HAMBA YANG TIDAK BERGUNA 

Bacaan Setahun:
Ulangan 19:1 – 20:20
Lukas 15:1–32
Mazmur 45:1–9

“Dan campakkanlah hamba yang tidak berguna itu ke dalam kegelapan yang paling gelap. Di sanalah akan terdapat ratap dan kertak gigi.” (Matius 25:30)

Perumpamaan tentang talenta dalam Matius 25 sering membuat kita tidak nyaman. Dua hamba pertama dipuji karena setia dan berani mengelola apa yang dipercayakan. Tetapi hamba yang menerima satu talenta justru berakhir dalam penghukuman. Bukan karena ia mencuri, bukan karena ia memberontak secara terbuka, melainkan karena ia mengubur apa yang Tuhan percayakan kepadanya.

Yang menarik, akar masalahnya bukan terletak pada jumlah talenta, melainkan pada cara ia memandang sang tuan. Ia berkata, “Aku tahu bahwa tuan adalah manusia yang kejam.” Pernyataan ini bukan sekadar keluhan emosional, tetapi pengakuan teologis yang keliru. Ia tidak mengenal siapa tuannya sebenarnya. Ia hidup bersama tuannya, menerima pemberian darinya, tetapi hatinya tidak pernah menyatu dengannya.

Dari sinilah kita mulai memahami bahwa hamba satu talenta ini bukan gambaran orang beriman sejati. Dalam Alkitab, iman sejati tidak pernah berhenti pada pengakuan mulut atau posisi lahiriah sebagai “hamba”. Iman sejati selalu melahirkan relasi yang benar dengan Tuhan, dan relasi yang benar selalu menghasilkan buah. Ketika seseorang benar-benar mengenal Kristus, ia tidak hidup dalam ketakutan yang melumpuhkan, melainkan dalam kasih yang menggerakkan.
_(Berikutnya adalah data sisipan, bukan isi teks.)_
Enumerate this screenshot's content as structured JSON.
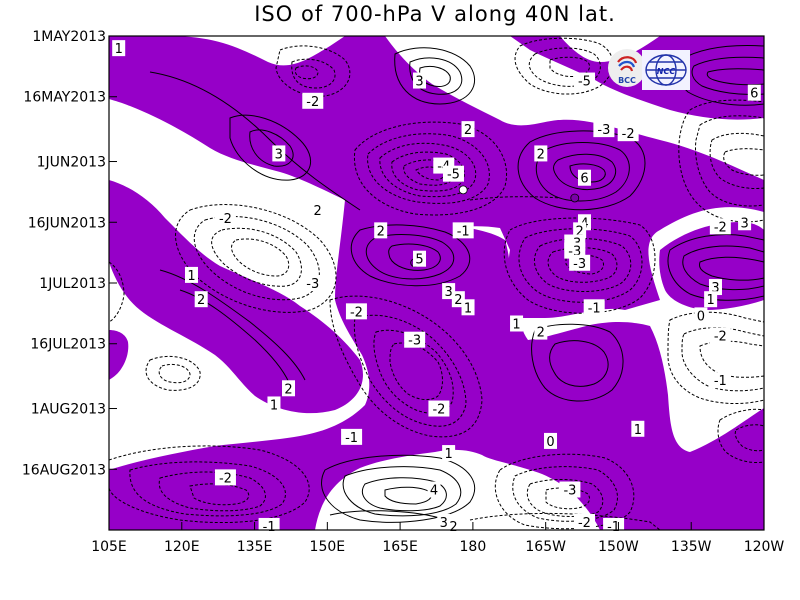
{
  "chart_data": {
    "type": "heatmap",
    "title": "ISO of 700-hPa V along 40N lat.",
    "xlabel": "",
    "ylabel": "",
    "x_ticks": [
      "105E",
      "120E",
      "135E",
      "150E",
      "165E",
      "180",
      "165W",
      "150W",
      "135W",
      "120W"
    ],
    "x_range": [
      "105E",
      "120W"
    ],
    "y_ticks": [
      "1MAY2013",
      "16MAY2013",
      "1JUN2013",
      "16JUN2013",
      "1JUL2013",
      "16JUL2013",
      "1AUG2013",
      "16AUG2013"
    ],
    "y_range": [
      "1MAY2013",
      "31AUG2013"
    ],
    "shading": {
      "positive_color": "#9600c8",
      "negative_color": "#ffffff",
      "threshold": 0
    },
    "contour_labels": [
      {
        "label": "1",
        "lon": "107E",
        "date": "2013-05-04"
      },
      {
        "label": "3",
        "lon": "169E",
        "date": "2013-05-12"
      },
      {
        "label": "-5",
        "lon": "157W",
        "date": "2013-05-12"
      },
      {
        "label": "6",
        "lon": "122W",
        "date": "2013-05-15"
      },
      {
        "label": "-2",
        "lon": "147E",
        "date": "2013-05-17"
      },
      {
        "label": "2",
        "lon": "179E",
        "date": "2013-05-24"
      },
      {
        "label": "-3",
        "lon": "153W",
        "date": "2013-05-24"
      },
      {
        "label": "-2",
        "lon": "148W",
        "date": "2013-05-25"
      },
      {
        "label": "3",
        "lon": "140E",
        "date": "2013-05-30"
      },
      {
        "label": "2",
        "lon": "166W",
        "date": "2013-05-30"
      },
      {
        "label": "-4",
        "lon": "174E",
        "date": "2013-06-02"
      },
      {
        "label": "-5",
        "lon": "176E",
        "date": "2013-06-04"
      },
      {
        "label": "6",
        "lon": "157W",
        "date": "2013-06-05"
      },
      {
        "label": "2",
        "lon": "148E",
        "date": "2013-06-13"
      },
      {
        "label": "-2",
        "lon": "129E",
        "date": "2013-06-15"
      },
      {
        "label": "-1",
        "lon": "178E",
        "date": "2013-06-18"
      },
      {
        "label": "4",
        "lon": "157W",
        "date": "2013-06-16"
      },
      {
        "label": "-2",
        "lon": "129W",
        "date": "2013-06-17"
      },
      {
        "label": "3",
        "lon": "124W",
        "date": "2013-06-16"
      },
      {
        "label": "2",
        "lon": "161E",
        "date": "2013-06-18"
      },
      {
        "label": "2",
        "lon": "158W",
        "date": "2013-06-18"
      },
      {
        "label": "-3",
        "lon": "159W",
        "date": "2013-06-21"
      },
      {
        "label": "5",
        "lon": "169E",
        "date": "2013-06-25"
      },
      {
        "label": "-3",
        "lon": "159W",
        "date": "2013-06-23"
      },
      {
        "label": "-3",
        "lon": "158W",
        "date": "2013-06-26"
      },
      {
        "label": "1",
        "lon": "122E",
        "date": "2013-06-29"
      },
      {
        "label": "-3",
        "lon": "147E",
        "date": "2013-07-01"
      },
      {
        "label": "3",
        "lon": "130W",
        "date": "2013-07-02"
      },
      {
        "label": "2",
        "lon": "124E",
        "date": "2013-07-05"
      },
      {
        "label": "3",
        "lon": "175E",
        "date": "2013-07-03"
      },
      {
        "label": "2",
        "lon": "177E",
        "date": "2013-07-05"
      },
      {
        "label": "1",
        "lon": "179E",
        "date": "2013-07-07"
      },
      {
        "label": "1",
        "lon": "131W",
        "date": "2013-07-05"
      },
      {
        "label": "0",
        "lon": "133W",
        "date": "2013-07-09"
      },
      {
        "label": "-2",
        "lon": "156E",
        "date": "2013-07-08"
      },
      {
        "label": "-1",
        "lon": "155W",
        "date": "2013-07-07"
      },
      {
        "label": "1",
        "lon": "171W",
        "date": "2013-07-11"
      },
      {
        "label": "2",
        "lon": "166W",
        "date": "2013-07-13"
      },
      {
        "label": "-2",
        "lon": "129W",
        "date": "2013-07-14"
      },
      {
        "label": "-3",
        "lon": "168E",
        "date": "2013-07-15"
      },
      {
        "label": "-1",
        "lon": "129W",
        "date": "2013-07-25"
      },
      {
        "label": "2",
        "lon": "142E",
        "date": "2013-07-27"
      },
      {
        "label": "1",
        "lon": "139E",
        "date": "2013-07-31"
      },
      {
        "label": "-2",
        "lon": "173E",
        "date": "2013-08-01"
      },
      {
        "label": "1",
        "lon": "146W",
        "date": "2013-08-06"
      },
      {
        "label": "-1",
        "lon": "155E",
        "date": "2013-08-08"
      },
      {
        "label": "0",
        "lon": "164W",
        "date": "2013-08-09"
      },
      {
        "label": "1",
        "lon": "175E",
        "date": "2013-08-12"
      },
      {
        "label": "-2",
        "lon": "129E",
        "date": "2013-08-18"
      },
      {
        "label": "4",
        "lon": "172E",
        "date": "2013-08-21"
      },
      {
        "label": "-3",
        "lon": "160W",
        "date": "2013-08-21"
      },
      {
        "label": "-2",
        "lon": "157W",
        "date": "2013-08-29"
      },
      {
        "label": "3",
        "lon": "174E",
        "date": "2013-08-29"
      },
      {
        "label": "2",
        "lon": "176E",
        "date": "2013-08-30"
      },
      {
        "label": "-1",
        "lon": "138E",
        "date": "2013-08-30"
      },
      {
        "label": "-1",
        "lon": "151W",
        "date": "2013-08-30"
      }
    ],
    "extrema": [
      {
        "label": "+",
        "sign": "positive",
        "lon": "168E",
        "date": "2013-06-26"
      },
      {
        "label": "+",
        "sign": "positive",
        "lon": "159W",
        "date": "2013-06-10"
      },
      {
        "label": "-",
        "sign": "negative",
        "lon": "159W",
        "date": "2013-06-26"
      },
      {
        "label": "-",
        "sign": "negative",
        "lon": "178E",
        "date": "2013-06-08"
      }
    ]
  },
  "logos": {
    "bcc": {
      "text": "BCC",
      "icon": "bcc-swirl-icon"
    },
    "ncc": {
      "text": "NCC",
      "icon": "ncc-globe-icon"
    }
  }
}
Mengubur talenta bukan tanda kerendahan hati, melainkan tanda hati yang tidak percaya. Ia memilih aman, pasif, dan tidak mau mengambil risiko bagi tuannya. Ia tidak menggunakan apa pun yang dipercayakan, sehingga hidupnya tidak berdampak dan tidak membawa kemuliaan bagi sang Tuan. Itulah sebabnya ia disebut “hamba yang tidak berguna”—bukan karena kecilnya kapasitas, tetapi karena tidak adanya ketaatan.
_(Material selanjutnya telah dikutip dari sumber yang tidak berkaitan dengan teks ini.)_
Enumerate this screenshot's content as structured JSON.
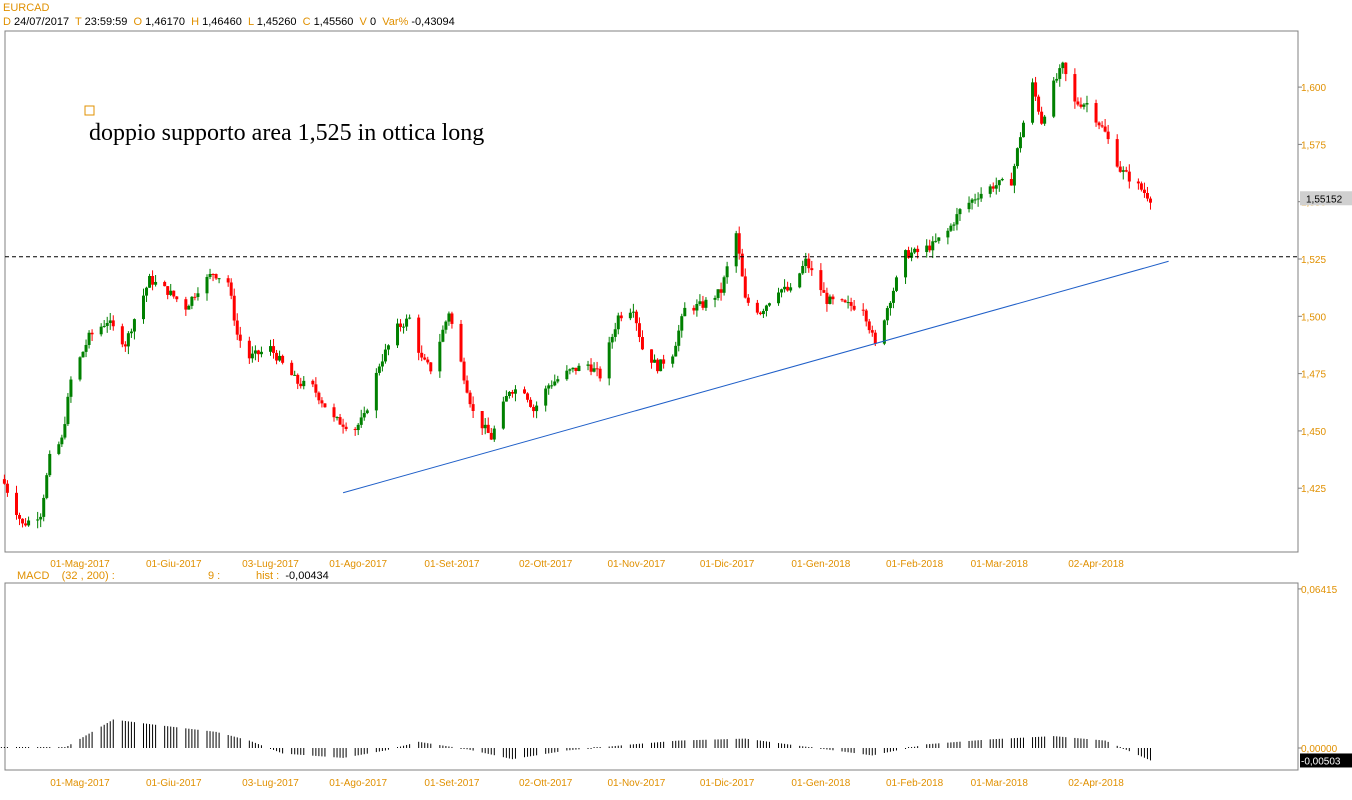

Perumpamaan ini menegaskan satu kebenaran penting: iman sejati selalu terwujud dalam bukti. Bukan hanya karakter yang diubahkan, tetapi juga hidup yang dipakai. Talenta yang dikembangkan bukan untuk meninggikan diri, melainkan untuk menyatakan bahwa kita sungguh hidup di bawah pemerintahan Kristus.
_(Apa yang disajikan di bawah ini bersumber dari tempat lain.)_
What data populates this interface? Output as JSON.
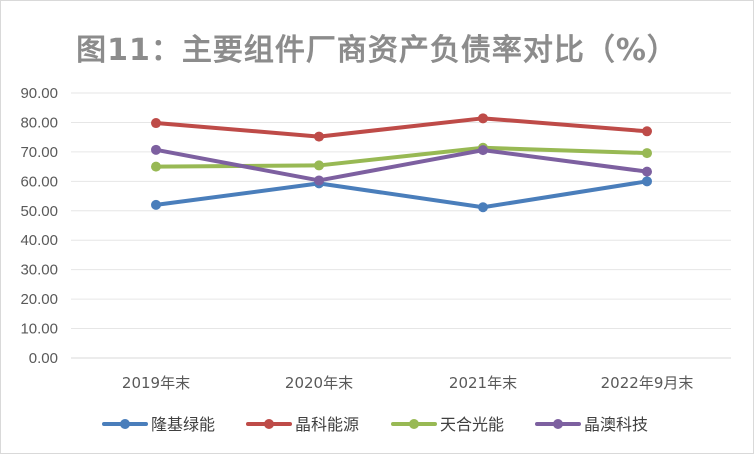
{
  "chart_data": {
    "type": "line",
    "title": "图11：主要组件厂商资产负债率对比（%）",
    "xlabel": "",
    "ylabel": "",
    "categories": [
      "2019年末",
      "2020年末",
      "2021年末",
      "2022年9月末"
    ],
    "ylim": [
      0,
      90
    ],
    "yticks": [
      "0.00",
      "10.00",
      "20.00",
      "30.00",
      "40.00",
      "50.00",
      "60.00",
      "70.00",
      "80.00",
      "90.00"
    ],
    "grid": true,
    "legend_position": "bottom",
    "series": [
      {
        "name": "隆基绿能",
        "color": "#4a7ebb",
        "values": [
          52.0,
          59.3,
          51.2,
          60.0
        ]
      },
      {
        "name": "晶科能源",
        "color": "#be4b48",
        "values": [
          79.8,
          75.2,
          81.4,
          77.0
        ]
      },
      {
        "name": "天合光能",
        "color": "#98b954",
        "values": [
          65.0,
          65.4,
          71.4,
          69.6
        ]
      },
      {
        "name": "晶澳科技",
        "color": "#7d60a0",
        "values": [
          70.7,
          60.3,
          70.6,
          63.3
        ]
      }
    ]
  }
}
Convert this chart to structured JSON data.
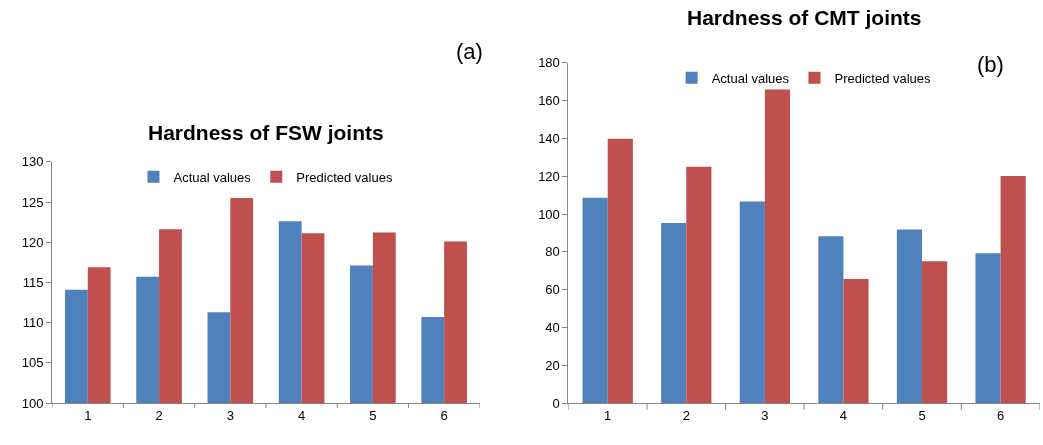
{
  "chart_data": [
    {
      "type": "bar",
      "title": "Hardness of FSW joints",
      "annotations": [
        "(a)"
      ],
      "categories": [
        "1",
        "2",
        "3",
        "4",
        "5",
        "6"
      ],
      "series": [
        {
          "name": "Actual values",
          "color": "#4f81bd",
          "values": [
            114.1,
            115.7,
            111.3,
            122.6,
            117.1,
            110.7
          ]
        },
        {
          "name": "Predicted values",
          "color": "#c0504d",
          "values": [
            116.9,
            121.6,
            125.5,
            121.1,
            121.2,
            120.1
          ]
        }
      ],
      "ylim": [
        100,
        130
      ],
      "yticks": [
        100,
        105,
        110,
        115,
        120,
        125,
        130
      ],
      "legend": "top"
    },
    {
      "type": "bar",
      "title": "Hardness of CMT joints",
      "annotations": [
        "(b)"
      ],
      "categories": [
        "1",
        "2",
        "3",
        "4",
        "5",
        "6"
      ],
      "series": [
        {
          "name": "Actual values",
          "color": "#4f81bd",
          "values": [
            108.7,
            95.3,
            106.6,
            88.3,
            91.8,
            79.2
          ]
        },
        {
          "name": "Predicted values",
          "color": "#c0504d",
          "values": [
            139.9,
            125,
            165.9,
            65.7,
            75,
            120.1
          ]
        }
      ],
      "ylim": [
        0,
        180
      ],
      "yticks": [
        0,
        20,
        40,
        60,
        80,
        100,
        120,
        140,
        160,
        180
      ],
      "legend": "top"
    }
  ]
}
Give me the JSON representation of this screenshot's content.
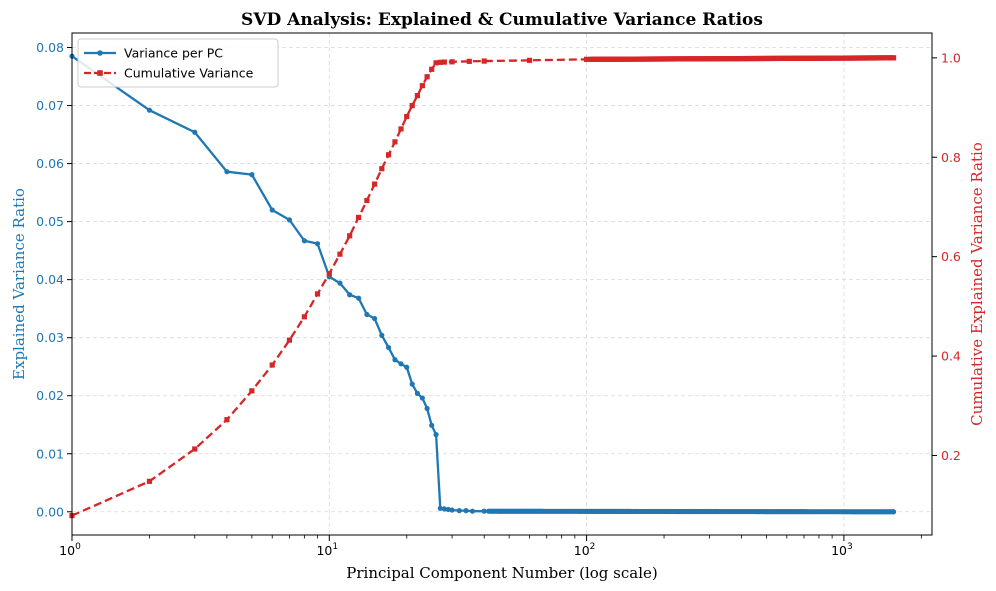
{
  "chart_data": {
    "type": "line",
    "title": "SVD Analysis: Explained & Cumulative Variance Ratios",
    "xlabel": "Principal Component Number (log scale)",
    "ylabel_left": "Explained Variance Ratio",
    "ylabel_right": "Cumulative Explained Variance Ratio",
    "xscale": "log",
    "xlim": [
      1,
      2200
    ],
    "ylim_left": [
      -0.004,
      0.0825
    ],
    "ylim_right": [
      0.04,
      1.05
    ],
    "grid": true,
    "legend_position": "top-left",
    "x_ticks": [
      {
        "value": 1,
        "base": "10",
        "exp": "0"
      },
      {
        "value": 10,
        "base": "10",
        "exp": "1"
      },
      {
        "value": 100,
        "base": "10",
        "exp": "2"
      },
      {
        "value": 1000,
        "base": "10",
        "exp": "3"
      }
    ],
    "y_ticks_left": [
      "0.00",
      "0.01",
      "0.02",
      "0.03",
      "0.04",
      "0.05",
      "0.06",
      "0.07",
      "0.08"
    ],
    "y_ticks_right": [
      "0.2",
      "0.4",
      "0.6",
      "0.8",
      "1.0"
    ],
    "tail_until": 1560,
    "series": [
      {
        "name": "Variance per PC",
        "axis": "left",
        "color": "#1f77b4",
        "style": "solid",
        "marker": "circle",
        "x": [
          1,
          2,
          3,
          4,
          5,
          6,
          7,
          8,
          9,
          10,
          11,
          12,
          13,
          14,
          15,
          16,
          17,
          18,
          19,
          20,
          21,
          22,
          23,
          24,
          25,
          26,
          27,
          28,
          29,
          30,
          32,
          34,
          36,
          40
        ],
        "values": [
          0.0785,
          0.0692,
          0.0654,
          0.0586,
          0.0581,
          0.052,
          0.0503,
          0.0467,
          0.0462,
          0.0405,
          0.0394,
          0.0374,
          0.0368,
          0.034,
          0.0333,
          0.0304,
          0.0283,
          0.0262,
          0.0255,
          0.0249,
          0.022,
          0.0204,
          0.0196,
          0.0178,
          0.0149,
          0.0133,
          0.0006,
          0.0005,
          0.0004,
          0.0003,
          0.0002,
          0.0002,
          0.0001,
          0.0001
        ],
        "tail_value": 0.0
      },
      {
        "name": "Cumulative Variance",
        "axis": "right",
        "color": "#d62728",
        "style": "dashed",
        "marker": "square",
        "x": [
          1,
          2,
          3,
          4,
          5,
          6,
          7,
          8,
          9,
          10,
          11,
          12,
          13,
          14,
          15,
          16,
          17,
          18,
          19,
          20,
          21,
          22,
          23,
          24,
          25,
          26,
          27,
          28,
          30,
          35,
          40,
          60,
          100
        ],
        "values": [
          0.079,
          0.148,
          0.213,
          0.272,
          0.33,
          0.382,
          0.432,
          0.479,
          0.525,
          0.566,
          0.605,
          0.642,
          0.679,
          0.713,
          0.746,
          0.777,
          0.805,
          0.831,
          0.857,
          0.882,
          0.904,
          0.924,
          0.944,
          0.962,
          0.977,
          0.99,
          0.991,
          0.9915,
          0.992,
          0.993,
          0.9935,
          0.995,
          0.997
        ],
        "tail_value": 1.0
      }
    ]
  }
}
Renungan ini mengajak kita untuk berhenti menilai diri berdasarkan seberapa banyak talenta yang kita miliki, dan mulai jujur bertanya: apakah hidup kita berbuah? Apakah anugerah yang Tuhan percayakan kepada kita sedang dipakai untuk kemuliaan-Nya, atau justru kita kubur rapi demi rasa aman pribadi? Hari ini, mari kita evaluasi diri. Bukan dengan ketakutan, tetapi dengan kerinduan: hidup yang berbuah adalah hidup yang benar-benar mengenal Sang Tuan. (DH)

Questions:
1. Talenta apa yang Tuhan percayakan kepada anda, dan apakah itu sedang anda pakai atau anda kubur?
2. Apakah hidup anda hari ini sedang menghasilkan buah yang memuliakan Tuhan, atau sekadar aman tanpa dampak?

Values:
Talenta yang dikubur bukan masalah kapasitas, tetapi masalah relasi.

Kingdom Quotes:
Buah bukan syarat keselamatan, tetapi tanda bahwa keselamatan itu sungguh hidup.